Em 1963, Art Blakey & The Jazz Messengers iniciaram uma turnê pelo Japão. Uma das paradas foi Kobe, cidade onde Haruki Murakami cursava o ensino médio. Naquela época, o escritor japonês ainda não conhecia o jazz, mas, por alguma razão inexplicável, sentiu curiosidade e decidiu comprar um ingresso para o show. Para alguém como Murakami, que até então ouvia apenas rock no rádio, a apresentação de Blakey – acompanhado por lendas como Wayne Shorter, Cedar Walton, Reggie Workman, Freddie Hubbard e Curtis Fuller – foi uma experiência de “complexidade extraordinária”.

“Havia duas músicas que eu já conhecia: It’s Only a Paper Moon e Three Blind Mice, mas a maneira como foram interpretadas pelos Jazz Messengers era muito diferente das versões originais”, recorda Murakami. “Não entendia por que motivo distorciam, alongavam e comprimiam as melodias daquela forma tão peculiar. Qual era a necessidade disso? A ideia de improvisação me era completamente estranha.” No entanto, apesar da confusão inicial, o concerto despertou algo dentro dele: “Não compreendo bem o que estou ouvindo, mas é uma forma de arte cheia de novas possibilidades.” Quando saiu da apresentação, Murakami foi direto a uma loja e comprou seu primeiro disco de Art Blakey: Les Liaisons Dangereuses, trilha sonora que o músico americano compôs para o filme de Roger Vadim, estrelado por Jeanne Moreau.

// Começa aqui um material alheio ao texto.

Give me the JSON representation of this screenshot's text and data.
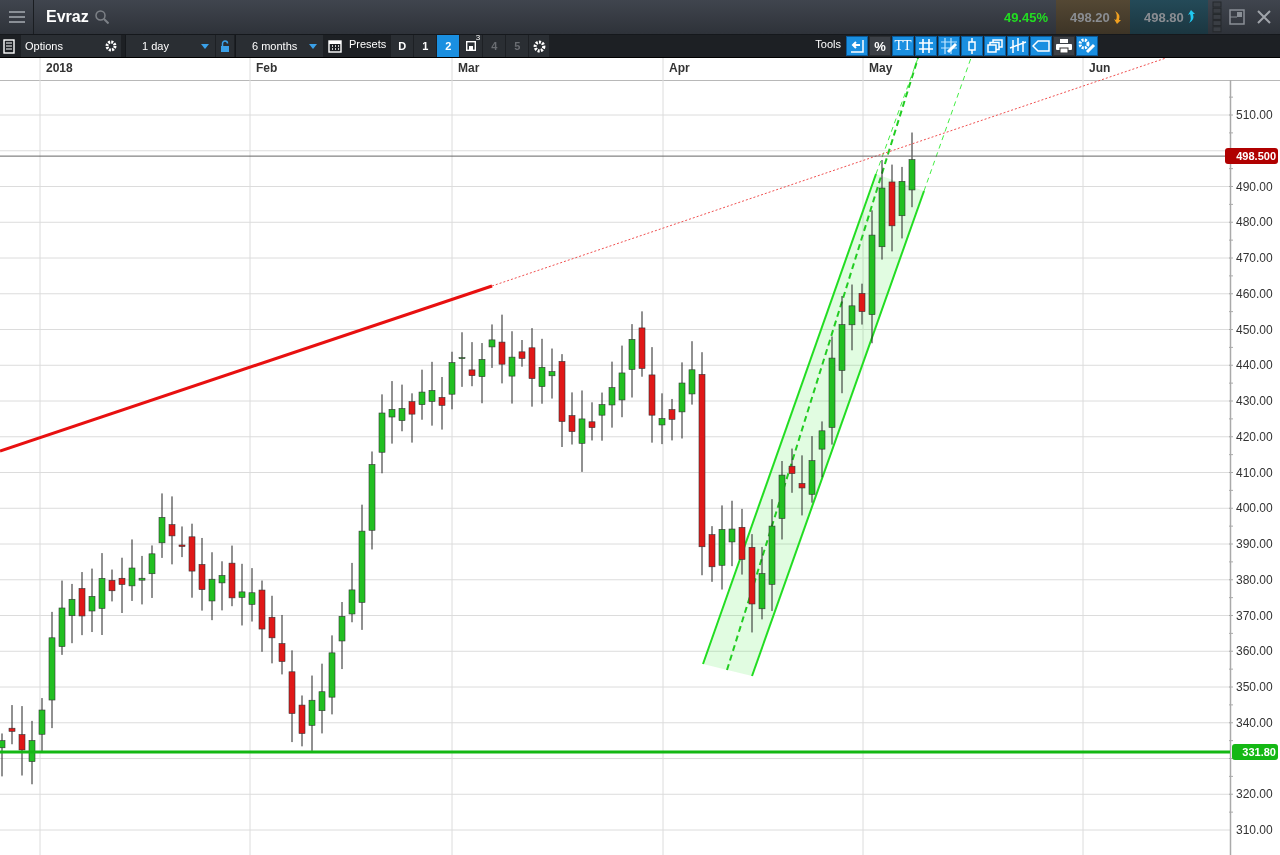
{
  "header": {
    "instrument": "Evraz",
    "change": "49.45%",
    "sell_price": "498.20",
    "buy_price": "498.80"
  },
  "toolbar": {
    "options_label": "Options",
    "interval": "1 day",
    "range": "6 months",
    "presets_label": "Presets",
    "presets": [
      {
        "label": "D",
        "kind": "plain",
        "selected": false,
        "disabled": false
      },
      {
        "label": "1",
        "kind": "plain",
        "selected": false,
        "disabled": false
      },
      {
        "label": "2",
        "kind": "plain",
        "selected": true,
        "disabled": false
      },
      {
        "label": "3",
        "kind": "saved",
        "selected": false,
        "disabled": false
      },
      {
        "label": "4",
        "kind": "plain",
        "selected": false,
        "disabled": true
      },
      {
        "label": "5",
        "kind": "plain",
        "selected": false,
        "disabled": true
      }
    ],
    "tools_label": "Tools",
    "tools": [
      {
        "kind": "exit",
        "active": true
      },
      {
        "kind": "percent",
        "label": "%",
        "active": false
      },
      {
        "kind": "text",
        "label": "TT",
        "active": true
      },
      {
        "kind": "grid",
        "active": true
      },
      {
        "kind": "draw",
        "active": true
      },
      {
        "kind": "candle",
        "active": true
      },
      {
        "kind": "layers",
        "active": true
      },
      {
        "kind": "bars",
        "active": true
      },
      {
        "kind": "tag",
        "active": true
      },
      {
        "kind": "print",
        "active": false
      },
      {
        "kind": "settings",
        "active": true
      }
    ]
  },
  "chart": {
    "months": [
      "2018",
      "Feb",
      "Mar",
      "Apr",
      "May",
      "Jun"
    ],
    "y_labels": [
      "510.00",
      "490.00",
      "480.00",
      "470.00",
      "460.00",
      "450.00",
      "440.00",
      "430.00",
      "420.00",
      "410.00",
      "400.00",
      "390.00",
      "380.00",
      "370.00",
      "360.00",
      "350.00",
      "340.00",
      "320.00",
      "310.00"
    ],
    "price_tags": [
      {
        "text": "498.500",
        "color": "#b00000"
      },
      {
        "text": "331.80",
        "color": "#14b814"
      }
    ]
  }
}
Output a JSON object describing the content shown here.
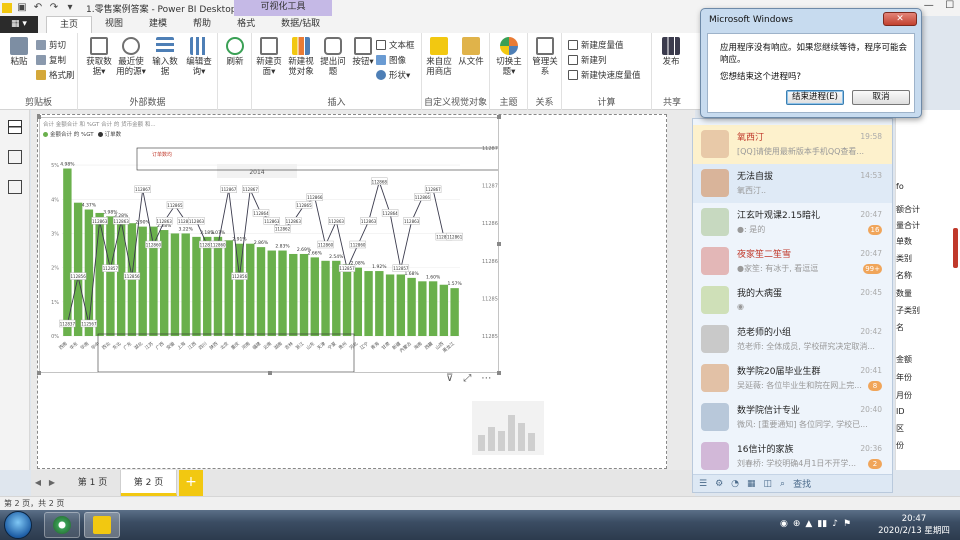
{
  "window": {
    "title": "1.零售案例答案 - Power BI Desktop",
    "context_group": "可视化工具",
    "controls": [
      "—",
      "☐"
    ]
  },
  "tabs": {
    "file": "▦ ▾",
    "items": [
      "主页",
      "视图",
      "建模",
      "帮助",
      "格式",
      "数据/钻取"
    ],
    "active": "主页"
  },
  "ribbon": {
    "clipboard": {
      "paste": "粘贴",
      "cut": "剪切",
      "copy": "复制",
      "format_painter": "格式刷",
      "label": "剪贴板"
    },
    "external_data": {
      "get_data": "获取数据▾",
      "recent_sources": "最近使用的源▾",
      "enter_data": "输入数据",
      "edit_queries": "编辑查询▾",
      "label": "外部数据"
    },
    "refresh": "刷新",
    "insert": {
      "new_page": "新建页面▾",
      "new_visual": "新建视觉对象",
      "ask_question": "提出问题",
      "buttons": "按钮▾",
      "text_box": "文本框",
      "image": "图像",
      "shapes": "形状▾",
      "label": "插入"
    },
    "custom_visuals": {
      "marketplace": "来自应用商店",
      "from_file": "从文件",
      "label": "自定义视觉对象"
    },
    "themes": {
      "switch_theme": "切换主题▾",
      "label": "主题"
    },
    "relationships": {
      "manage": "管理关系",
      "label": "关系"
    },
    "calculations": {
      "new_measure": "新建度量值",
      "new_column": "新建列",
      "new_quick_measure": "新建快速度量值",
      "label": "计算"
    },
    "share": {
      "publish": "发布",
      "label": "共享"
    }
  },
  "visual": {
    "header": "合计 金额合计 和 %GT 合计 的 货币金额 和...",
    "legend": [
      {
        "label": "金额合计 的 %GT",
        "color": "#5b9bd5"
      },
      {
        "label": "订单数",
        "color": "#333333"
      }
    ],
    "accent_color": "#6ab04c",
    "line_color": "#3b3b4d",
    "toolbar": [
      "⊽",
      "⤢",
      "⋯"
    ]
  },
  "chart_data": {
    "type": "bar",
    "categories": [
      "西南",
      "华东",
      "华南",
      "华中",
      "西北",
      "东北",
      "广东",
      "湖北",
      "江苏",
      "广西",
      "安徽",
      "上海",
      "江西",
      "四川",
      "陕西",
      "北京",
      "重庆",
      "河南",
      "福建",
      "云南",
      "湖南",
      "吉林",
      "浙江",
      "山东",
      "天津",
      "宁夏",
      "贵州",
      "河北",
      "辽宁",
      "青海",
      "甘肃",
      "新疆",
      "内蒙古",
      "海南",
      "西藏",
      "山西",
      "黑龙江"
    ],
    "values": [
      4.9,
      3.9,
      3.7,
      3.6,
      3.5,
      3.4,
      3.3,
      3.2,
      3.2,
      3.1,
      3.0,
      3.0,
      2.9,
      2.9,
      2.9,
      2.8,
      2.7,
      2.7,
      2.6,
      2.5,
      2.5,
      2.4,
      2.4,
      2.3,
      2.2,
      2.2,
      2.1,
      2.0,
      1.9,
      1.9,
      1.8,
      1.8,
      1.7,
      1.6,
      1.6,
      1.5,
      1.4
    ],
    "bar_labels": [
      "4.98%",
      "4.37%",
      "3.98%",
      "3.28%",
      "2.90%",
      "2.28%",
      "3.22%",
      "3.18%",
      "3.07%",
      "2.91%",
      "2.86%",
      "2.83%",
      "2.69%",
      "2.66%",
      "2.54%",
      "2.08%",
      "1.92%",
      "1.87%",
      "1.68%",
      "1.60%",
      "1.57%"
    ],
    "line_values": [
      112837,
      112856,
      112567,
      112863,
      112857,
      112863,
      112856,
      112867,
      112860,
      112863,
      112865,
      112863,
      112863,
      112860,
      112860,
      112867,
      112856,
      112867,
      112864,
      112863,
      112862,
      112863,
      112865,
      112866,
      112860,
      112863,
      112857,
      112860,
      112863,
      112868,
      112864,
      112857,
      112863,
      112866,
      112867,
      112861,
      112861
    ],
    "annotations": [
      "订单数均",
      "2014"
    ],
    "ylabel_left_ticks": [
      "0%",
      "1%",
      "2%",
      "3%",
      "4%",
      "5%"
    ],
    "ylabel_right_ticks": [
      "112850",
      "112855",
      "112860",
      "112865",
      "112870",
      "112875"
    ],
    "ylim": [
      0,
      5.5
    ],
    "grid": true,
    "legend_position": "top-left"
  },
  "pages": {
    "tabs": [
      "第 1 页",
      "第 2 页"
    ],
    "active": "第 2 页",
    "add": "+",
    "nav_prev": "◀",
    "nav_next": "▶"
  },
  "status": {
    "text": "第 2 页，共 2 页"
  },
  "dialog": {
    "title": "Microsoft Windows",
    "close": "✕",
    "message": "应用程序没有响应。如果您继续等待，程序可能会响应。",
    "question": "您想结束这个进程吗?",
    "end_button": "结束进程(E)",
    "cancel_button": "取消"
  },
  "qq": {
    "items": [
      {
        "name": "氧西汀",
        "msg": "[QQ]请使用最新版本手机QQ查看...",
        "time": "19:58",
        "red": true,
        "badge": ""
      },
      {
        "name": "无法自拔",
        "msg": "氧西汀..",
        "time": "14:53",
        "red": false,
        "badge": ""
      },
      {
        "name": "江玄叶观课2.15暗礼",
        "msg": "●: 是的",
        "time": "20:47",
        "red": false,
        "badge": "16"
      },
      {
        "name": "夜家笙二笙雪",
        "msg": "●家笙: 有冰于, 看逗逗",
        "time": "20:47",
        "red": true,
        "badge": "99+"
      },
      {
        "name": "我的大病蛋",
        "msg": "◉",
        "time": "20:45",
        "red": false,
        "badge": ""
      },
      {
        "name": "范老师的小组",
        "msg": "范老师: 全体成员, 学校研究决定取消...",
        "time": "20:42",
        "red": false,
        "badge": ""
      },
      {
        "name": "数学院20届毕业生群",
        "msg": "吴延薇: 各位毕业生和院在网上完...",
        "time": "20:41",
        "red": false,
        "badge": "8"
      },
      {
        "name": "数学院信计专业",
        "msg": "微风: [重要通知] 各位同学, 学校已...",
        "time": "20:40",
        "red": false,
        "badge": ""
      },
      {
        "name": "16信计的家族",
        "msg": "刘春桥: 学校明确4月1日不开学...",
        "time": "20:36",
        "red": false,
        "badge": "2"
      }
    ],
    "bottom_search": "查找"
  },
  "fields": [
    "fo",
    "额合计",
    "量合计",
    "单数",
    "类别",
    "名称",
    "数量",
    "子类别",
    "名",
    "金额",
    "年份",
    "月份",
    "ID",
    "区",
    "份"
  ],
  "taskbar": {
    "clock_time": "20:47",
    "clock_date": "2020/2/13 星期四",
    "tray": [
      "◉",
      "⊕",
      "▲",
      "▮▮",
      "♪",
      "⚑"
    ]
  }
}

A partir desse momento, o escritor mergulhou no mundo do jazz. Além de comparecer a novos concertos e montar uma vasta coleção de discos – que hoje soma milhares de vinis –, passou a frequentar bares especializados nesse estilo musical. Mas não apenas como cliente: trabalhou em alguns e até se tornou dono de um. Na década de 1970, Murakami e sua esposa, Yoko Takahashi, abriram o Peter Cat, um pequeno clube no bairro de Kokubunji, perto da estação de Sendagaya, em Tóquio. O espaço era aconchegante – “o suficiente para caber um piano de cauda e um quinteto” –, e, segundo o escritor, “durante o dia servíamos café e, à noite, o local se transformava em um bar. Também oferecíamos alguns petiscos e, nos fins de semana, havia apresentações ao vivo. Como esse tipo de estabelecimento ainda era incomum na época, atraíamos muitos clientes e o negócio se sustentava.” Durante os cinco anos em que administrou o Peter Cat, Murakami escreveu seu primeiro romance. O único motivo pelo qual não abandonou o desgastante trabalho na gastronomia antes foi simples: “Ele me permitia ouvir jazz do amanhecer ao anoitecer.”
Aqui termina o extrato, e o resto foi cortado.